The world after two weeks of self-quarantine felt like complete rebirth. The sunlight felt warmer on my skin, the grass a little greener, every semblance of a human encounter a delight, whether it was actually delightful or not. Unfortunately, the world had not miraculously healed itself in the two weeks that I was self-quarantined. I had stepped out of my house to a truly different Seoul. However, with the curve flattened, we are allowed the luxury of walking our dogs, taking out coffee, and even relishing in meals at restaurants. When I go out, I see couples, families, and small groups of friends out together, all wearing masks and remaining distant from other groups walking on the streets. Every single restaurant and café offers hand sanitizer, and some even require temperature checks before customers enter the premises. At gyms and fitness centers, people sign in and log their temperatures before they start their work. There are talks of a new QR code system, through which the government could track who, when, and where someone scanned a given code.

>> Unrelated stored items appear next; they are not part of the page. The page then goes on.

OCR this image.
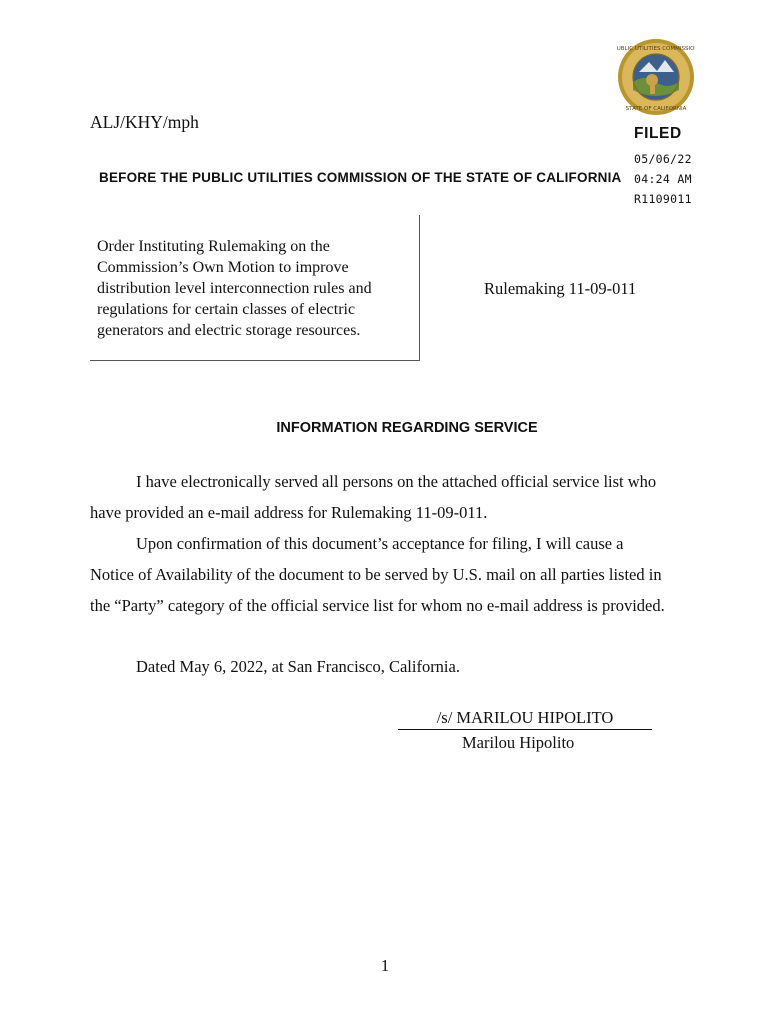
PUBLIC UTILITIES COMMISSION
STATE OF CALIFORNIA
ALJ/KHY/mph
FILED
05/06/22
04:24 AM
R1109011
BEFORE THE PUBLIC UTILITIES COMMISSION OF THE STATE OF CALIFORNIA
Order Instituting Rulemaking on the Commission’s Own Motion to improve distribution level interconnection rules and regulations for certain classes of electric generators and electric storage resources.
Rulemaking 11-09-011
INFORMATION REGARDING SERVICE
I have electronically served all persons on the attached official service list who have provided an e-mail address for Rulemaking 11-09-011.
Upon confirmation of this document’s acceptance for filing, I will cause a Notice of Availability of the document to be served by U.S. mail on all parties listed in the “Party” category of the official service list for whom no e-mail address is provided.
Dated May 6, 2022, at San Francisco, California.
/s/ MARILOU HIPOLITO
Marilou Hipolito
1
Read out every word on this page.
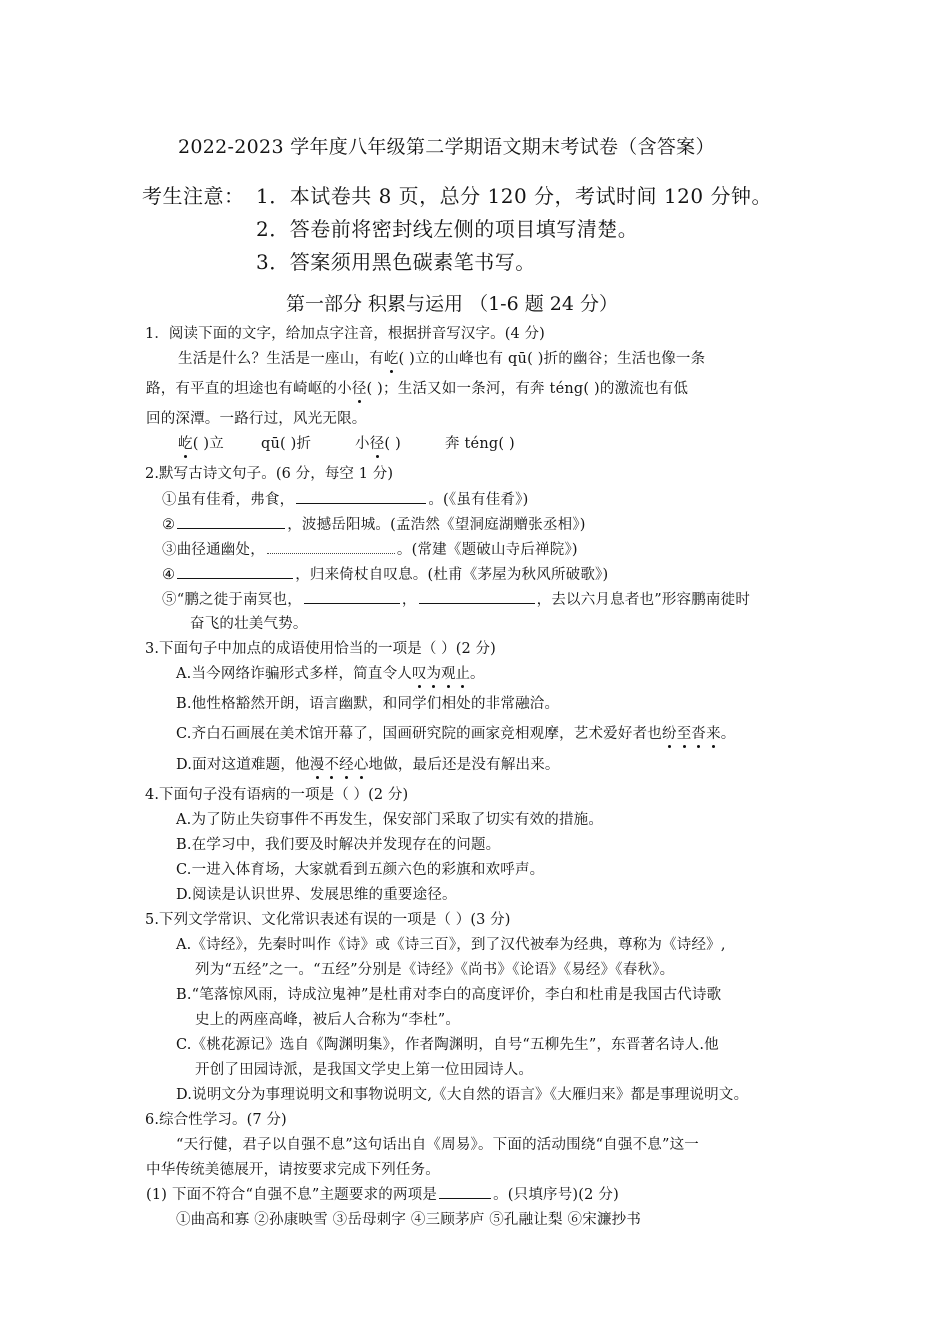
2022-2023 学年度八年级第二学期语文期末考试卷（含答案）
考生注意： 1．本试卷共 8 页，总分 120 分，考试时间 120 分钟。
2．答卷前将密封线左侧的项目填写清楚。
3．答案须用黑色碳素笔书写。
第一部分 积累与运用 （1-6 题 24 分）
1．阅读下面的文字，给加点字注音，根据拼音写汉字。(4 分)
生活是什么？生活是一座山，有屹( )立的山峰也有 qū( )折的幽谷；生活也像一条
路，有平直的坦途也有崎岖的小径( )；生活又如一条河，有奔 téng( )的激流也有低
回的深潭。一路行过，风光无限。
屹( )立	qū( )折	小径( )	奔 téng( )
2.默写古诗文句子。(6 分，每空 1 分)
①虽有佳肴，弗食，	。(《虽有佳肴》)
②	，波撼岳阳城。(孟浩然《望洞庭湖赠张丞相》)
③曲径通幽处，	。(常建《题破山寺后禅院》)
④	，归来倚杖自叹息。(杜甫《茅屋为秋风所破歌》)
⑤“鹏之徙于南冥也，	，	，去以六月息者也”形容鹏南徙时
奋飞的壮美气势。
3.下面句子中加点的成语使用恰当的一项是（ ）(2 分)
A.当今网络诈骗形式多样，简直令人叹为观止。
B.他性格豁然开朗，语言幽默，和同学们相处的非常融洽。
C.齐白石画展在美术馆开幕了，国画研究院的画家竞相观摩，艺术爱好者也纷至沓来。
D.面对这道难题，他漫不经心地做，最后还是没有解出来。
4.下面句子没有语病的一项是（ ）(2 分)
A.为了防止失窃事件不再发生，保安部门采取了切实有效的措施。
B.在学习中，我们要及时解决并发现存在的问题。
C.一进入体育场，大家就看到五颜六色的彩旗和欢呼声。
D.阅读是认识世界、发展思维的重要途径。
5.下列文学常识、文化常识表述有误的一项是（ ）(3 分)
A.《诗经》，先秦时叫作《诗》或《诗三百》，到了汉代被奉为经典，尊称为《诗经》,
列为“五经”之一。“五经”分别是《诗经》《尚书》《论语》《易经》《春秋》。
B.“笔落惊风雨，诗成泣鬼神”是杜甫对李白的高度评价，李白和杜甫是我国古代诗歌
史上的两座高峰，被后人合称为“李杜”。
C.《桃花源记》选自《陶渊明集》，作者陶渊明，自号“五柳先生”，东晋著名诗人.他
开创了田园诗派，是我国文学史上第一位田园诗人。
D.说明文分为事理说明文和事物说明文,《大自然的语言》《大雁归来》都是事理说明文。
6.综合性学习。(7 分)
“天行健，君子以自强不息”这句话出自《周易》。下面的活动围绕“自强不息”这一
中华传统美德展开，请按要求完成下列任务。
(1) 下面不符合“自强不息”主题要求的两项是	。(只填序号)(2 分)
①曲高和寡 ②孙康映雪 ③岳母刺字 ④三顾茅庐 ⑤孔融让梨 ⑥宋濂抄书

Of course, masks are a must. This is a stark contrast to the America that I hear about during my daily morning podcast ritual. It seems that South Korea’s culture of propriety and conformity was the perfect vehicle to implement social distancing measures. After all, Koreans wear masks when they feel under the weather, whether it be the common cold, the flu, or just allergies, out of respect for the people they interact with. I can’t speak for everyone, but many people here seem to be happy to download a tracking app, sign a log, wear a mask, or wash their hands more frequently, to keep other people healthy and preserve the integrity of other aspects of their life. Taking a moment to consider that every one of these daily acts are a deep footprint that can be watched, recorded, studied, by the government seems eerie. But whether it’s out of pressure, habit, passivity, acceptance, it has become a duty rather than a choice.
My own neighborhood was victim to the aforementioned club hopping incident. The week before, the streets had been full of people, to the point where I would have believed it if someone told me they had found a magical reset button. And all within a couple hours of a two-line text my neighborhood looked like a ghost town. The twinkling lights of cafés blinked off after dinnertime, the library didn’t even bother to wake up. The vigor and hustle that filled it the previous week migrated into a safer neighborhood with no confirmed cases.
Every day, it becomes clearer to me that normalcy will not return all at once. Instead, I see glimpses of it, like pouring water in a raging fire. The fire is put out for a split second, in a little hopeful patch, until the fire overwhelms it again. Only when there is a vaccine, or even better, a cure, will we be able to enjoy the freedom of pre-COVID-19 life. Until then, we will walk on the tightrope, teetering between the comfortable past and an unpredictable future.